The paper is devoted to the simulation of maritime two-phase flows of air and water. Emphasis is put on an extension of the classical Volume-of-Fluid (VoF) method by a diffusive contribution derived from a Cahn-Hilliard (CH) model and its benefits for simulating immiscible, incompressible two-phase flows. Such flows are predominantly simulated with implicit VoF schemes, which mostly employ heuristic downwind-biased approximations for the concentration transport to mimic a sharp interface. This strategy introduces a severe time step restriction and requires pseudo time-stepping of steady flows. Our overall goal is a sound description of the free-surface region that alleviates artificial time-step restrictions, facilitates an efficient and robust numerical framework and inherently includes surface tension effects when needed. The approach is verified for an analytical Couette-flow example and the bubble formation under the influence of surface tension forces. 2D Validation examples are concerned with laminar standing waves reaching from gravity to capillary scale as well as a submerged hydrofoil flow.
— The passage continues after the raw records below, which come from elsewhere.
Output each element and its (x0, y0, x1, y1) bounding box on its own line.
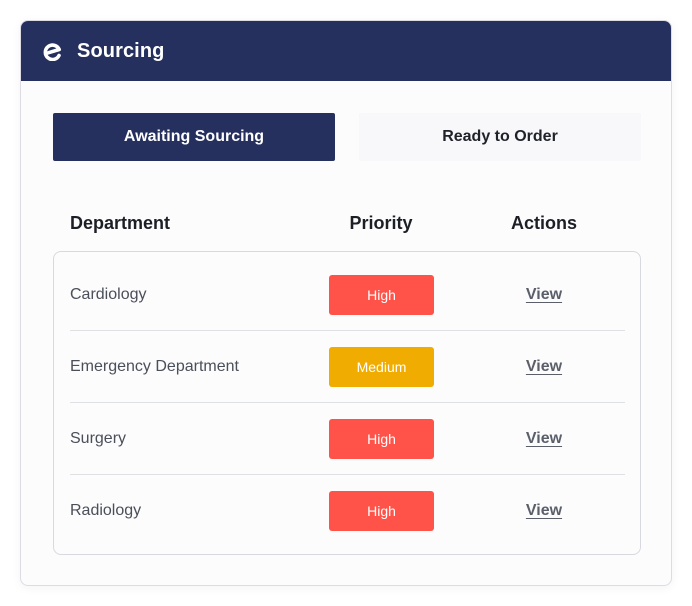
table-row: Surgery High View (70, 403, 625, 475)
table-row: Cardiology High View (70, 259, 625, 331)
table-row: Emergency Department Medium View (70, 331, 625, 403)
priority-badge: High (329, 419, 434, 459)
column-header-department: Department (70, 213, 171, 233)
view-link[interactable]: View (507, 475, 581, 547)
brand-e-logo-icon (41, 40, 63, 62)
view-link[interactable]: View (507, 259, 581, 331)
department-table: Cardiology High View Emergency Departmen… (53, 251, 641, 555)
tab-awaiting-sourcing[interactable]: Awaiting Sourcing (53, 113, 335, 161)
tab-ready-to-order[interactable]: Ready to Order (359, 113, 641, 161)
priority-badge: High (329, 491, 434, 531)
department-name: Radiology (70, 502, 142, 519)
table-row: Radiology High View (70, 475, 625, 547)
view-link[interactable]: View (507, 403, 581, 475)
column-header-priority: Priority (349, 213, 413, 233)
priority-badge: Medium (329, 347, 434, 387)
card-header: Sourcing (21, 21, 671, 81)
department-name: Cardiology (70, 286, 147, 303)
view-link[interactable]: View (507, 331, 581, 403)
priority-badge: High (329, 275, 434, 315)
column-header-actions: Actions (510, 213, 577, 233)
department-name: Surgery (70, 430, 127, 447)
page-title: Sourcing (77, 39, 165, 62)
sourcing-card: Sourcing Awaiting Sourcing Ready to Orde… (20, 20, 672, 586)
department-name: Emergency Department (70, 358, 239, 375)
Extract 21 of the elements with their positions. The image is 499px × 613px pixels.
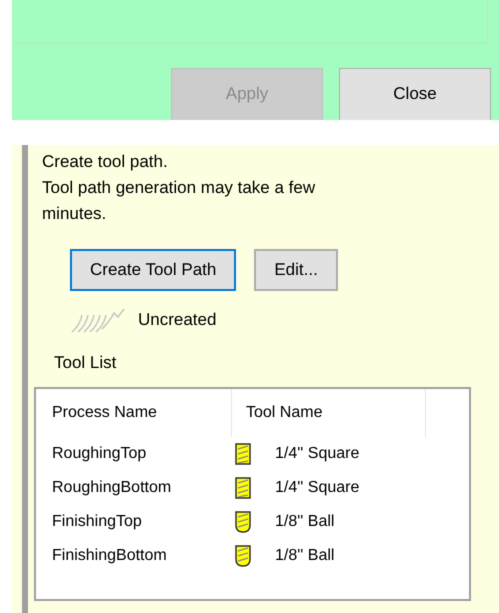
process-name-cell-text: FinishingBottom (51, 547, 168, 565)
square-end-mill-icon (235, 477, 251, 499)
description-text: Create tool path. (42, 151, 169, 173)
process-name-cell-text: FinishingTop (51, 513, 143, 531)
process-name-cell-text: RoughingBottom (51, 479, 172, 497)
close-button[interactable]: Close (339, 68, 491, 120)
ball-end-mill-icon (235, 511, 251, 533)
tool-name-cell-text: 1/4'' Square (274, 445, 360, 463)
ball-end-mill-icon (235, 545, 251, 567)
create-tool-path-button[interactable]: Create Tool Path (70, 249, 236, 291)
description-text: Tool path generation may take a few minutes. (42, 177, 316, 225)
square-end-mill-icon (235, 443, 251, 465)
edit-button[interactable]: Edit... (254, 249, 338, 291)
column-header[interactable]: Tool Name (231, 389, 426, 437)
column-header[interactable]: Process Name (36, 389, 231, 437)
tool-name-cell-text: 1/4'' Square (274, 479, 360, 497)
status-text: Uncreated (138, 310, 216, 330)
process-name-cell-text: RoughingTop (51, 445, 148, 463)
tool-name-cell-text: 1/8'' Ball (274, 547, 336, 565)
tool-name-cell-text: 1/8'' Ball (274, 513, 336, 531)
tool-list-label: Tool List (54, 353, 118, 373)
The final application refers to the 3D flow around an experimentally investigated container vessel at fixed floatation for Re=1.4E+07 and Fn=0.26. Results are compared with data obtained from VoF approaches, supplemented by analytical solutions and measurements. The study indicates the superior efficiency, resharpening capability and wider predictive realm of the CH-based extension for free surface flows with a confined spatial range of interface Courant numbers.